While I don’t often eat store-bought cookies, I do love to bake with them. They’re great for simple cookie crusts or more significant uses like the Oreos in these fantastic cheesecake bars.
Dessert doesn’t get much simpler than this. A simple cookie crust. A no-bake cheesecake filling. Lots and lots of Oreos. This is winning, my friends.
You can certainly serve these bars just as they are. I couldn’t resist topping them with mini Oreos for a little garnish. If you have leftover cookie crumbs, then you could also sprinkle those on top of the finished bars.
For a little something different, you can also make this recipe as a pie or tart. You’ll need a 9-inch round pie or tart pan to do that. I just really like the idea of bars for a simpler presentation. They’re pretty irresistible, regardless of how you decide to make them.
I included a no-bake alternative for the crust in the recipe for those times you just can’t bear to turn on the oven, even for a few minutes. The baked crust will hold up better, but that’s the only real difference.
To put it simply, these cheesecake bars are delicious. The big chocolate flavor and creamy filling of Oreos were just made for the cheesecake treatment. The taste reminds me a lot of a cookies and cream milkshake I used to get at a little drive-in in my hometown. It’s thick and soft and creamy and full of big bites of dark chocolate cookies. Perfection!
19 Comments on “Cookies and Cream Cheesecake Bars”
these look yummy!
I made these for church dinner last night and they were a huge hit!!!!! Delicious and so easy. Kay
I’m glad it was a success, Kay!
This looks absolutely delicious. I’m planning to make it for my son’s birthday party.
Enjoy! And happy birthday to your son!
Thank you for the recipe! When you say, “7 ounces Oreo cookie crumbs (about 1 & 3/4 cups or 18 to 20 Oreos),” is that Oreos with the cream filling or just the cookie part? Thanks so much!
Hi, Malia. I use the entire cookie, filling and all.
I weighed out the cookie crumbs and the crust basically liquefied in the oven. Upon cooling it solidified into a sheet of chocolate cookie, very hard and not crumbly like yours. Is it possible that it’s more than 7 oz? The filling is great. I was so happy and pleasantly surprised that it wasn’t heavy or too sweet. I did use the Oreo thins as I didn’t want too much added sweetness. All great, just some issues with that crust for me. Thanks for another great recipe!
Hi, Ellen. I’m sorry you had troubles! I double checked my notes from when I was working on the recipe, and the quantities are correct. I’ve never used Oreo thins, so I don’t know if there’s an appreciable difference in them versus the originals. It does sound like the crumbs to butter ratio was off for you, so I’d either cut down the butter or increase the crumbs.
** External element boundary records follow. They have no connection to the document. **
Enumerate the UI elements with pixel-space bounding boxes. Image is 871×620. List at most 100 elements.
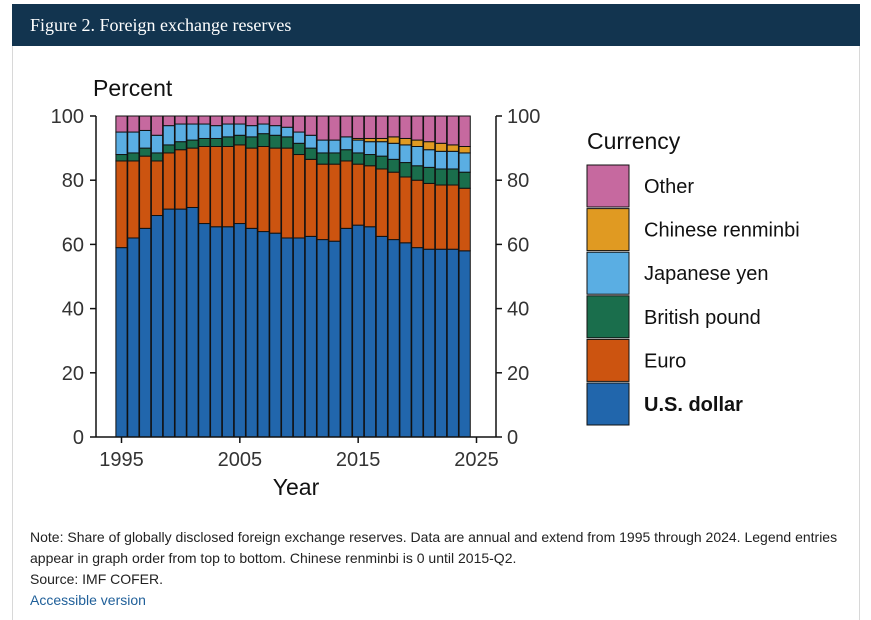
bar-segment	[292, 131, 306, 144]
bar-segment	[304, 147, 317, 160]
bar-segment	[375, 141, 388, 157]
bar-segment	[221, 115, 235, 125]
bar-segment	[352, 139, 365, 154]
bar-segment	[340, 136, 353, 151]
bar-segment	[316, 115, 329, 141]
bar-segment	[363, 226, 377, 438]
bar-segment	[221, 123, 235, 138]
bar-segment	[399, 115, 412, 139]
accessible-version-link[interactable]: Accessible version	[30, 592, 146, 608]
bar-segment	[411, 179, 424, 249]
bar-segment	[375, 155, 388, 170]
bar-segment	[375, 115, 388, 139]
bar-segment	[245, 136, 258, 149]
bar-segment	[458, 187, 471, 252]
bar-segment	[162, 208, 175, 438]
y-tick-label-right: 20	[507, 363, 529, 385]
bar-segment	[127, 152, 140, 162]
bar-segment	[210, 115, 223, 127]
bar-segment	[233, 115, 246, 125]
bar-segment	[458, 115, 471, 147]
legend-swatch	[586, 208, 630, 252]
bar-segment	[458, 250, 471, 438]
y-tick-label-right: 100	[507, 106, 540, 128]
bar-segment	[316, 163, 329, 241]
bar-segment	[387, 171, 400, 241]
bar-segment	[115, 160, 128, 249]
bar-segment	[328, 139, 341, 154]
bar-segment	[316, 152, 329, 165]
bar-segment	[399, 162, 412, 178]
bar-segment	[387, 239, 400, 438]
bar-segment	[115, 247, 128, 438]
bar-segment	[387, 136, 400, 144]
bar-segment	[174, 208, 187, 438]
bar-segment	[352, 224, 365, 438]
bar-segment	[139, 129, 152, 149]
bar-segment	[458, 152, 471, 173]
bar-segment	[399, 176, 412, 244]
source-text: Source: IMF COFER.	[30, 571, 164, 587]
bar-segment	[340, 227, 353, 438]
y-tick-label-left: 40	[62, 299, 84, 321]
y-tick-label-left: 100	[51, 106, 84, 128]
x-tick-label: 1995	[99, 449, 144, 471]
bar-segment	[423, 141, 436, 151]
bar-segment	[434, 184, 448, 250]
bar-segment	[257, 145, 270, 233]
y-tick-label-right: 80	[507, 170, 529, 192]
legend-label: Euro	[644, 350, 686, 372]
y-tick-label-left: 60	[62, 234, 84, 256]
bar-segment	[281, 237, 294, 438]
legend-swatch	[586, 295, 630, 339]
bar-segment	[363, 154, 377, 167]
bar-segment	[363, 115, 377, 139]
bar-segment	[352, 152, 365, 165]
bar-segment	[245, 227, 258, 438]
y-axis-title: Percent	[93, 75, 173, 101]
bar-segment	[423, 149, 436, 168]
bar-segment	[304, 134, 317, 149]
x-axis-title: Year	[273, 474, 320, 500]
bar-segment	[115, 115, 128, 133]
y-tick-label-left: 20	[62, 363, 84, 385]
bar-segment	[304, 235, 317, 438]
bar-segment	[150, 134, 164, 154]
bar-segment	[411, 247, 424, 438]
bar-segment	[210, 137, 223, 147]
bar-segment	[446, 168, 459, 186]
bar-segment	[316, 239, 329, 438]
bar-segment	[233, 144, 246, 225]
bar-segment	[127, 237, 140, 438]
y-tick-label-left: 0	[73, 427, 84, 449]
bar-segment	[411, 165, 424, 181]
bar-segment	[434, 150, 448, 170]
bar-segment	[269, 115, 282, 127]
bar-segment	[281, 115, 294, 128]
bar-segment	[139, 115, 152, 131]
bar-segment	[162, 144, 175, 154]
y-tick-label-right: 0	[507, 427, 518, 449]
figure-header: Figure 2. Foreign exchange reserves	[12, 4, 860, 46]
bar-segment	[150, 152, 164, 162]
bar-segment	[198, 123, 211, 139]
bar-segment	[269, 125, 282, 136]
bar-segment	[221, 226, 235, 438]
bar-segment	[257, 133, 270, 147]
bar-segment	[139, 155, 152, 229]
legend-swatch	[586, 164, 630, 208]
bar-segment	[340, 160, 353, 229]
bar-segment	[198, 115, 211, 125]
bar-segment	[269, 147, 282, 234]
bar-segment	[304, 158, 317, 237]
bar-segment	[399, 144, 412, 164]
bar-segment	[127, 115, 140, 133]
bar-segment	[411, 145, 424, 167]
legend-label: Chinese renminbi	[644, 220, 800, 242]
legend-title: Currency	[587, 128, 681, 154]
bar-segment	[186, 139, 199, 149]
bar-segment	[434, 168, 448, 186]
legend-swatch	[586, 338, 630, 382]
bar-segment	[174, 123, 187, 143]
bar-segment	[162, 115, 175, 127]
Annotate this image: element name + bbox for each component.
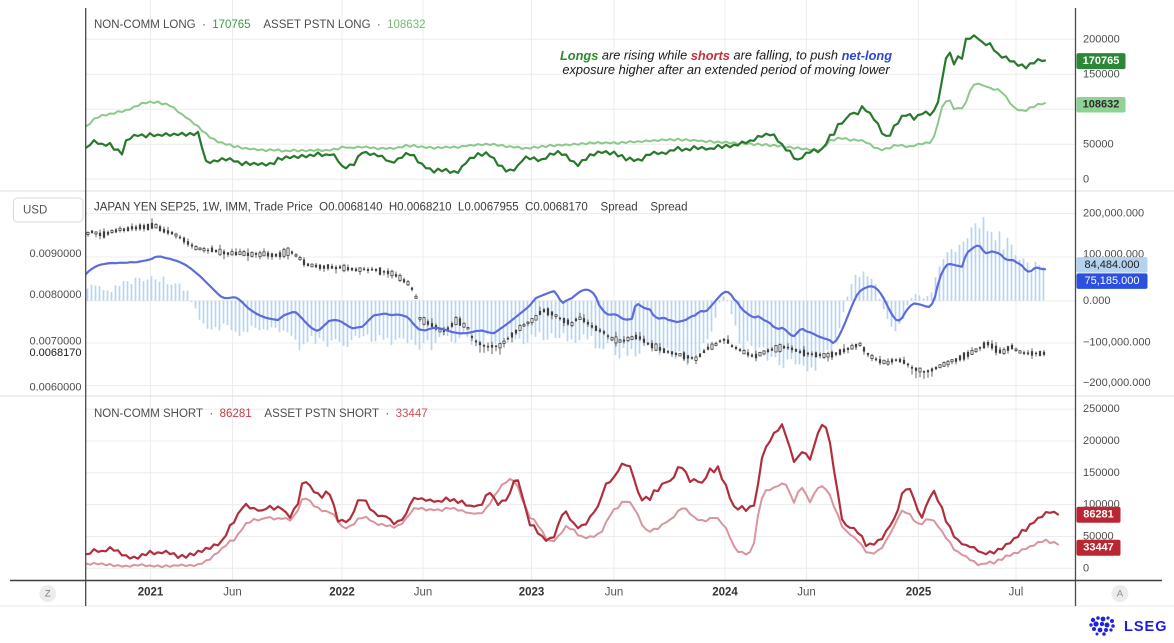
svg-text:0.0070000: 0.0070000 bbox=[30, 336, 82, 348]
svg-text:170765: 170765 bbox=[1083, 55, 1120, 67]
svg-text:NON-COMM SHORT · 86281 AS: NON-COMM SHORT · 86281 ASSET PSTN SHORT … bbox=[94, 408, 428, 420]
svg-text:100,000.000: 100,000.000 bbox=[1083, 248, 1144, 260]
svg-text:2023: 2023 bbox=[519, 587, 545, 599]
svg-text:0: 0 bbox=[1083, 562, 1089, 574]
svg-text:150000: 150000 bbox=[1083, 467, 1120, 479]
svg-text:86281: 86281 bbox=[1083, 509, 1114, 521]
svg-text:2022: 2022 bbox=[329, 587, 355, 599]
svg-text:33447: 33447 bbox=[1083, 542, 1114, 554]
svg-text:50000: 50000 bbox=[1083, 138, 1114, 150]
svg-text:JAPAN YEN SEP25, 1W, IMM, Trad: JAPAN YEN SEP25, 1W, IMM, Trade Price O0… bbox=[94, 202, 687, 214]
svg-text:exposure higher after an exten: exposure higher after an extended period… bbox=[562, 62, 890, 77]
svg-text:0.0080000: 0.0080000 bbox=[30, 289, 82, 301]
svg-text:200,000.000: 200,000.000 bbox=[1083, 208, 1144, 220]
svg-text:Longs are rising while shorts: Longs are rising while shorts are fallin… bbox=[560, 47, 892, 62]
svg-text:84,484.000: 84,484.000 bbox=[1084, 259, 1139, 271]
svg-text:USD: USD bbox=[23, 205, 47, 217]
svg-text:Jun: Jun bbox=[223, 587, 242, 599]
svg-text:LSEG: LSEG bbox=[1124, 619, 1167, 635]
svg-text:75,185.000: 75,185.000 bbox=[1084, 275, 1139, 287]
svg-text:250000: 250000 bbox=[1083, 403, 1120, 415]
svg-text:Z: Z bbox=[45, 589, 51, 600]
svg-text:Jul: Jul bbox=[1009, 587, 1024, 599]
svg-text:−200,000.000: −200,000.000 bbox=[1083, 377, 1151, 389]
svg-text:0.0060000: 0.0060000 bbox=[30, 381, 82, 393]
svg-text:NON-COMM LONG · 170765 AS: NON-COMM LONG · 170765 ASSET PSTN LONG ·… bbox=[94, 19, 426, 31]
svg-text:50000: 50000 bbox=[1083, 531, 1114, 543]
svg-text:0.000: 0.000 bbox=[1083, 295, 1111, 307]
svg-text:0.0090000: 0.0090000 bbox=[30, 248, 82, 260]
svg-text:Jun: Jun bbox=[797, 587, 816, 599]
svg-text:200000: 200000 bbox=[1083, 435, 1120, 447]
svg-text:2024: 2024 bbox=[712, 587, 738, 599]
svg-text:150000: 150000 bbox=[1083, 68, 1120, 80]
svg-text:108632: 108632 bbox=[1083, 99, 1120, 111]
svg-text:A: A bbox=[1117, 589, 1124, 600]
svg-text:−100,000.000: −100,000.000 bbox=[1083, 336, 1151, 348]
svg-text:200000: 200000 bbox=[1083, 33, 1120, 45]
svg-text:Jun: Jun bbox=[414, 587, 433, 599]
svg-text:Jun: Jun bbox=[605, 587, 624, 599]
svg-text:2021: 2021 bbox=[138, 587, 164, 599]
svg-text:0.0068170: 0.0068170 bbox=[30, 347, 82, 359]
svg-text:0: 0 bbox=[1083, 173, 1089, 185]
svg-text:2025: 2025 bbox=[906, 587, 932, 599]
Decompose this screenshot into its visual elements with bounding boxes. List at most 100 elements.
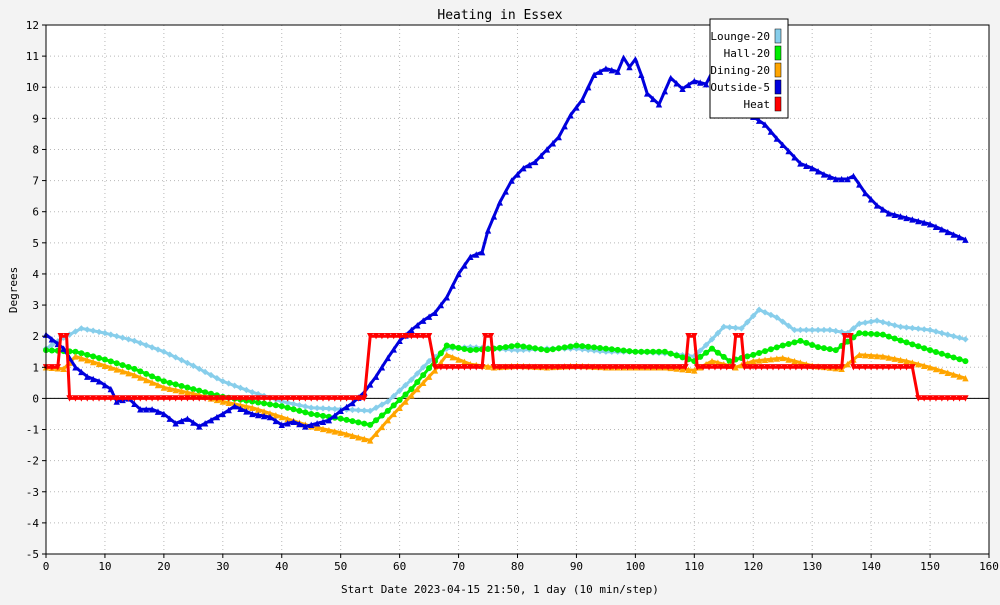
y-tick-label: 6	[32, 206, 39, 219]
data-point-hall-20	[874, 331, 881, 338]
data-point-hall-20	[797, 337, 804, 344]
data-point-lounge-20	[856, 320, 863, 327]
data-point-outside-5	[691, 77, 698, 85]
data-point-lounge-20	[154, 346, 162, 353]
data-point-outside-5	[920, 219, 928, 226]
data-point-hall-20	[744, 353, 751, 360]
data-point-hall-20	[160, 378, 167, 385]
data-point-dining-20	[272, 412, 280, 419]
data-point-hall-20	[467, 347, 474, 354]
data-point-dining-20	[926, 364, 934, 371]
data-point-outside-5	[496, 199, 504, 206]
data-point-lounge-20	[814, 326, 822, 334]
y-tick-label: 12	[26, 19, 39, 32]
data-point-lounge-20	[414, 370, 421, 377]
data-point-dining-20	[160, 384, 168, 391]
data-point-dining-20	[443, 351, 450, 359]
data-point-heat	[431, 364, 439, 371]
data-point-hall-20	[502, 344, 509, 351]
data-point-heat	[308, 395, 315, 402]
data-point-hall-20	[414, 379, 421, 386]
data-point-heat	[95, 395, 103, 402]
data-point-hall-20	[84, 351, 91, 358]
data-point-lounge-20	[178, 356, 185, 364]
data-point-dining-20	[113, 366, 120, 373]
data-point-heat	[125, 395, 132, 402]
data-point-dining-20	[355, 434, 362, 441]
data-point-lounge-20	[867, 318, 875, 325]
data-point-outside-5	[89, 375, 97, 383]
data-point-dining-20	[867, 352, 875, 359]
data-point-hall-20	[620, 347, 627, 354]
data-point-lounge-20	[850, 325, 857, 332]
data-point-heat	[213, 395, 221, 402]
data-point-hall-20	[131, 365, 138, 372]
data-point-hall-20	[532, 345, 539, 352]
data-point-heat	[231, 395, 238, 402]
data-point-lounge-20	[201, 368, 209, 376]
data-point-lounge-20	[319, 405, 327, 412]
data-point-heat	[237, 395, 244, 402]
data-point-heat	[932, 395, 940, 402]
data-point-hall-20	[602, 345, 609, 352]
data-point-lounge-20	[308, 404, 315, 411]
data-point-hall-20	[667, 350, 674, 357]
data-point-dining-20	[184, 389, 191, 396]
data-point-heat	[781, 364, 788, 371]
data-point-heat	[107, 395, 115, 402]
data-point-hall-20	[938, 350, 945, 357]
data-point-heat	[676, 364, 683, 371]
data-point-heat	[879, 364, 887, 371]
data-point-dining-20	[278, 413, 285, 421]
data-point-hall-20	[473, 346, 480, 353]
data-point-hall-20	[549, 346, 556, 353]
y-tick-label: 0	[32, 392, 39, 405]
data-point-hall-20	[443, 342, 450, 349]
data-point-hall-20	[650, 348, 657, 355]
legend-swatch-lounge-20	[774, 28, 782, 44]
y-tick-label: 3	[32, 299, 39, 312]
series-outside-5	[42, 54, 969, 430]
data-point-outside-5	[938, 226, 946, 233]
data-point-dining-20	[461, 358, 468, 366]
data-point-dining-20	[685, 366, 692, 373]
data-point-lounge-20	[903, 324, 910, 331]
data-point-outside-5	[620, 54, 627, 61]
data-point-outside-5	[396, 337, 403, 345]
legend-swatch-heat	[774, 96, 782, 112]
data-point-heat	[832, 364, 840, 371]
data-point-dining-20	[708, 357, 716, 365]
data-point-lounge-20	[302, 403, 309, 410]
data-point-outside-5	[649, 95, 657, 103]
data-point-heat	[284, 395, 291, 402]
data-point-heat	[635, 364, 643, 371]
data-point-dining-20	[260, 408, 268, 415]
data-point-dining-20	[142, 376, 150, 384]
data-point-dining-20	[950, 371, 957, 378]
data-point-lounge-20	[909, 324, 916, 332]
data-point-hall-20	[773, 344, 780, 351]
data-point-hall-20	[107, 358, 114, 365]
data-point-dining-20	[107, 364, 115, 371]
data-point-outside-5	[290, 418, 297, 425]
data-point-heat	[897, 364, 904, 371]
data-point-hall-20	[679, 354, 686, 361]
data-point-outside-5	[626, 63, 633, 71]
data-point-heat	[903, 364, 910, 371]
data-point-heat	[850, 364, 857, 371]
data-point-hall-20	[927, 347, 934, 354]
data-point-lounge-20	[325, 405, 333, 412]
data-point-lounge-20	[131, 337, 138, 345]
x-tick-label: 30	[216, 560, 229, 573]
data-point-heat	[467, 364, 474, 371]
data-point-hall-20	[78, 350, 85, 357]
data-point-hall-20	[337, 415, 344, 422]
data-point-lounge-20	[832, 327, 839, 335]
data-point-lounge-20	[761, 309, 769, 316]
data-point-outside-5	[602, 65, 610, 72]
data-point-hall-20	[921, 345, 928, 352]
data-point-outside-5	[72, 364, 79, 371]
data-point-hall-20	[579, 343, 586, 350]
data-point-heat	[302, 395, 309, 402]
data-point-heat	[915, 395, 922, 402]
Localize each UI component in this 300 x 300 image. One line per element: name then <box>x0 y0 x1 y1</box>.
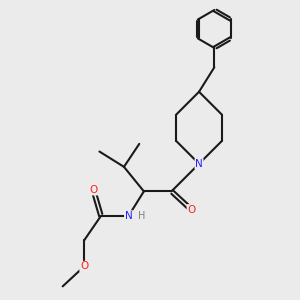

Could I double the recipe and use a 9 x 13 pan?
Yes, that should be fine.
how long do you recommend baking the crust and at what temp?
Hi, Nikki. It’s in the directions under the heading “to make the crust.”
What other pan can I use if I don’t Have the square one! I have a pie pan. Thanks!
Hi, Alexandra. If your pie pan is 9-inches round, then you should be all set with no changes.
I made these bars back in the 80’s to enter into the Pillsbury bake-off contest. Only my base was brownies and I mixed cool whip with the cream cheese, but whipping cream might be better. Also if you use the mini Oreos they don’t mix the crumbs up all over in the cheese part, although it doesn’t hurt anything.
So then they are not the same bars?
I clicked on the recipe Cookies and Cream Cheesecake COOKIES and it keeps taking me to the recipe for the bars. Is there a way to get the recipe for the cookies? Thank you.